Le Temps: Quel regard portez-vous sur la modification de la loi sur l’égalité?
Nicole Baur: Il est aujourd’hui très difficile pour une femme de faire valoir ses droits selon la loi sur l’égalité. Nous saluons donc l’initiative du Conseil fédéral. Des mesures comme celles votées prochainement aux Chambres permettent de donner un message clair et de définir ce qui n’est pas acceptable.
Personne ne s’oppose formellement à l’égalité salariale. Dès lors, comment se fait-il que ces disparités persistent?
Je ne soupçonne pas les entreprises de discrimination. Si elles le font, c’est sans doute sans s’en rendre compte. Le problème est d’ordre socioculturel. Il implique bien sûr un profond changement dans les mentalités.
Par exemple?
Une grosse partie des inégalités de salaire réside dans le «choix» fait par les femmes: le type de métier et le temps partiel. Ce dernier paramètre est une spécificité très suisse et demeure bien plus répandu chez les femmes que chez les hommes. Il s’agit de la principale cause d’inégalité. Une femme, presque par tradition, s’y destine naturellement dans le but d’assurer par ailleurs les tâches éducatives et domestiques nécessaires à la vie de la famille.
On en vient donc à la question de la politique familiale…

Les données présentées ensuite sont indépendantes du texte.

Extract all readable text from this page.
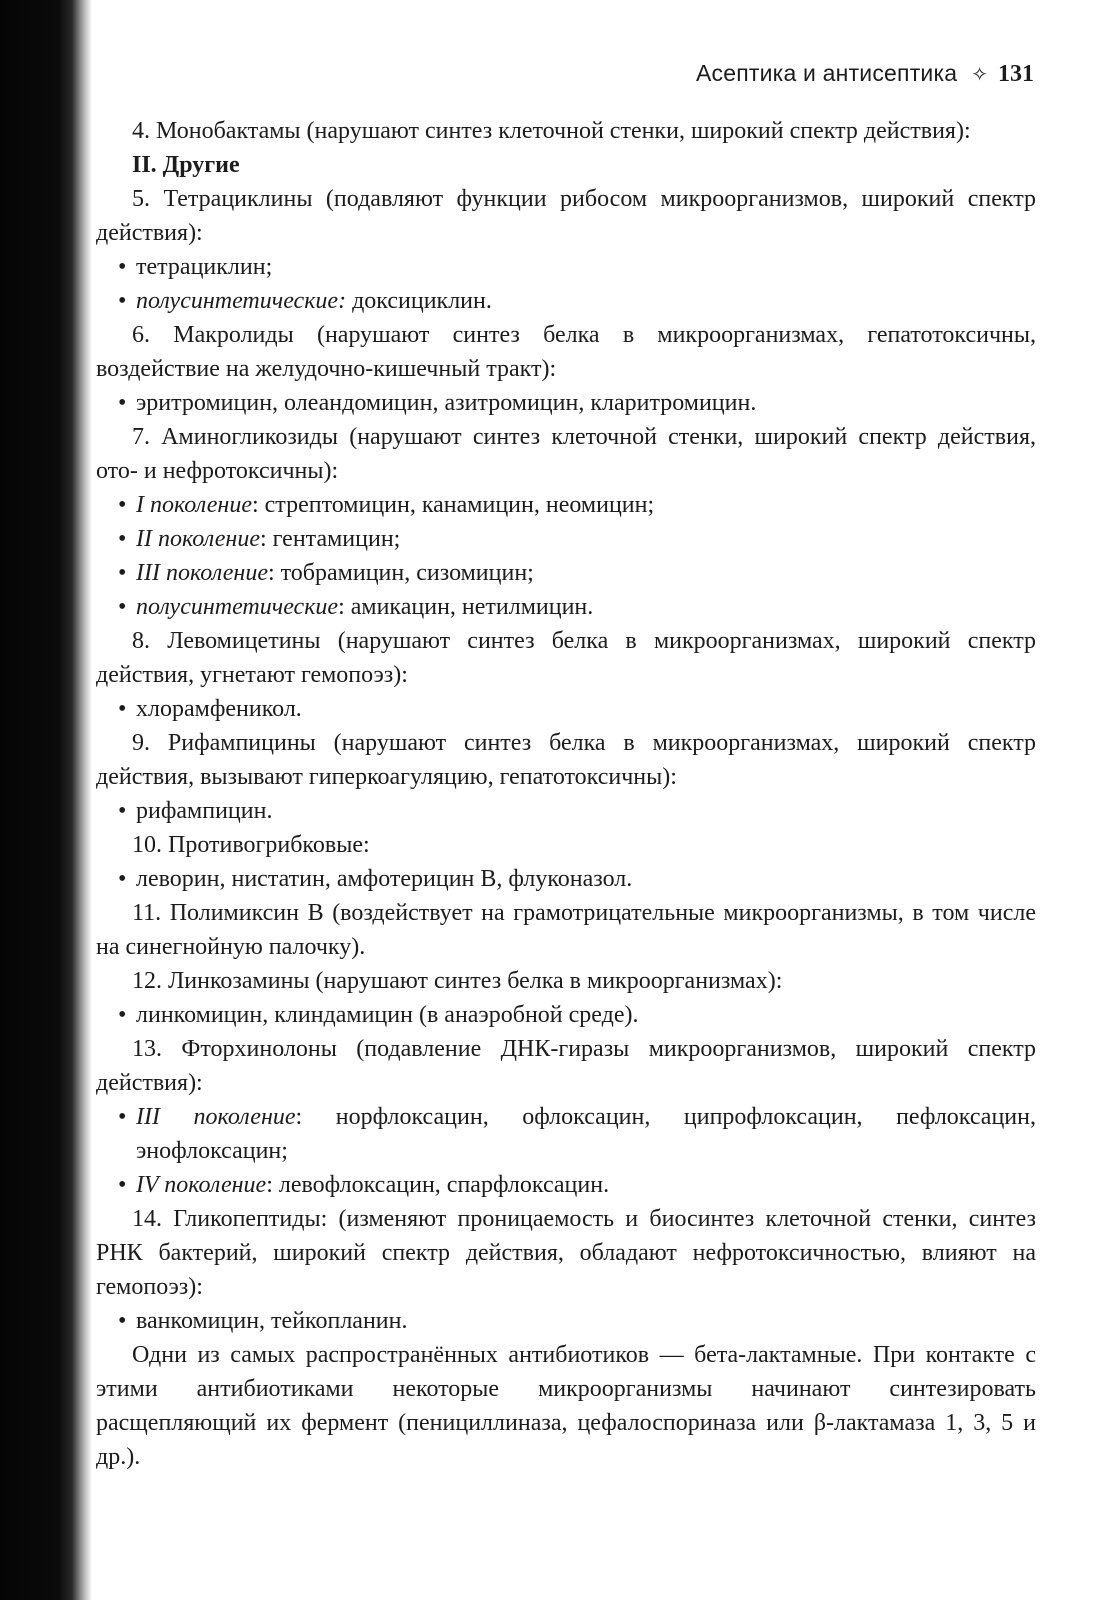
Асептика и антисептика ✧ 131

4. Монобактамы (нарушают синтез клеточной стенки, широкий спектр действия):

II. Другие

5. Тетрациклины (подавляют функции рибосом микроорганизмов, широкий спектр действия):

• тетрациклин;

• полусинтетические: доксициклин.

6. Макролиды (нарушают синтез белка в микроорганизмах, гепатотоксичны, воздействие на желудочно-кишечный тракт):

• эритромицин, олеандомицин, азитромицин, кларитромицин.

7. Аминогликозиды (нарушают синтез клеточной стенки, широкий спектр действия, ото- и нефротоксичны):

• I поколение: стрептомицин, канамицин, неомицин;

• II поколение: гентамицин;

• III поколение: тобрамицин, сизомицин;

• полусинтетические: амикацин, нетилмицин.

8. Левомицетины (нарушают синтез белка в микроорганизмах, широкий спектр действия, угнетают гемопоэз):

• хлорамфеникол.

9. Рифампицины (нарушают синтез белка в микроорганизмах, широкий спектр действия, вызывают гиперкоагуляцию, гепатотоксичны):

• рифампицин.

10. Противогрибковые:

• леворин, нистатин, амфотерицин В, флуконазол.

11. Полимиксин В (воздействует на грамотрицательные микроорганизмы, в том числе на синегнойную палочку).

12. Линкозамины (нарушают синтез белка в микроорганизмах):

• линкомицин, клиндамицин (в анаэробной среде).

13. Фторхинолоны (подавление ДНК-гиразы микроорганизмов, широкий спектр действия):

• III поколение: норфлоксацин, офлоксацин, ципрофлоксацин, пефлоксацин, энофлоксацин;

• IV поколение: левофлоксацин, спарфлоксацин.

14. Гликопептиды: (изменяют проницаемость и биосинтез клеточной стенки, синтез РНК бактерий, широкий спектр действия, обладают нефротоксичностью, влияют на гемопоэз):

• ванкомицин, тейкопланин.

Одни из самых распространённых антибиотиков — бета-лактамные. При контакте с этими антибиотиками некоторые микроорганизмы начинают синтезировать расщепляющий их фермент (пенициллиназа, цефалоспориназа или β-лактамаза 1, 3, 5 и др.).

Oui, c’est là où réside la plus grande marge de manœuvre en matière d’égalité. La plupart des filles que je côtoie se destinent à exercer un métier sans trop se préoccuper du salaire comme si, inconsciemment ou non, elles partaient du principe qu’un autre revenu viendra forcément compléter le leur. Il est essentiel qu’elles se sortent cela de la tête. Pour parvenir à une égalité salariale, tout un travail doit être fait en amont. L’éducation et la sensibilisation, notamment dans les écoles, sont capitales.
Les femmes ont-elles tendance à accepter inconsciemment cette injustice salariale?
Souvent elles ont tendance à viser des postes à salaire peu élevé et se limitent beaucoup plus que les garçons. D’autre part, lors de l’entretien d’embauche, on sait qu’elles osent moins émettre des prétentions salariales élevées.
Devraient-elles être plus ambitieuses?
Elles doivent bien sûr se prendre en main. Mais il faut voir la problématique dans sa globalité: le regard que l’on porte sur les femmes dans le milieu professionnel est clairement différent de celui porté sur les hommes. Une femme qui demande un bon salaire sera sans doute considérée comme antipathique aux yeux de son employeur, alors que l’homme sera plutôt perçu comme un battant. Cela doit changer. Avoir plus de femmes dans des postes à responsabilité serait déjà un pas, car les jeunes filles ont besoin de modèles. Celui de la femme, et de la mère, qui s’occupe exclusivement du foyer et des enfants est obsolète.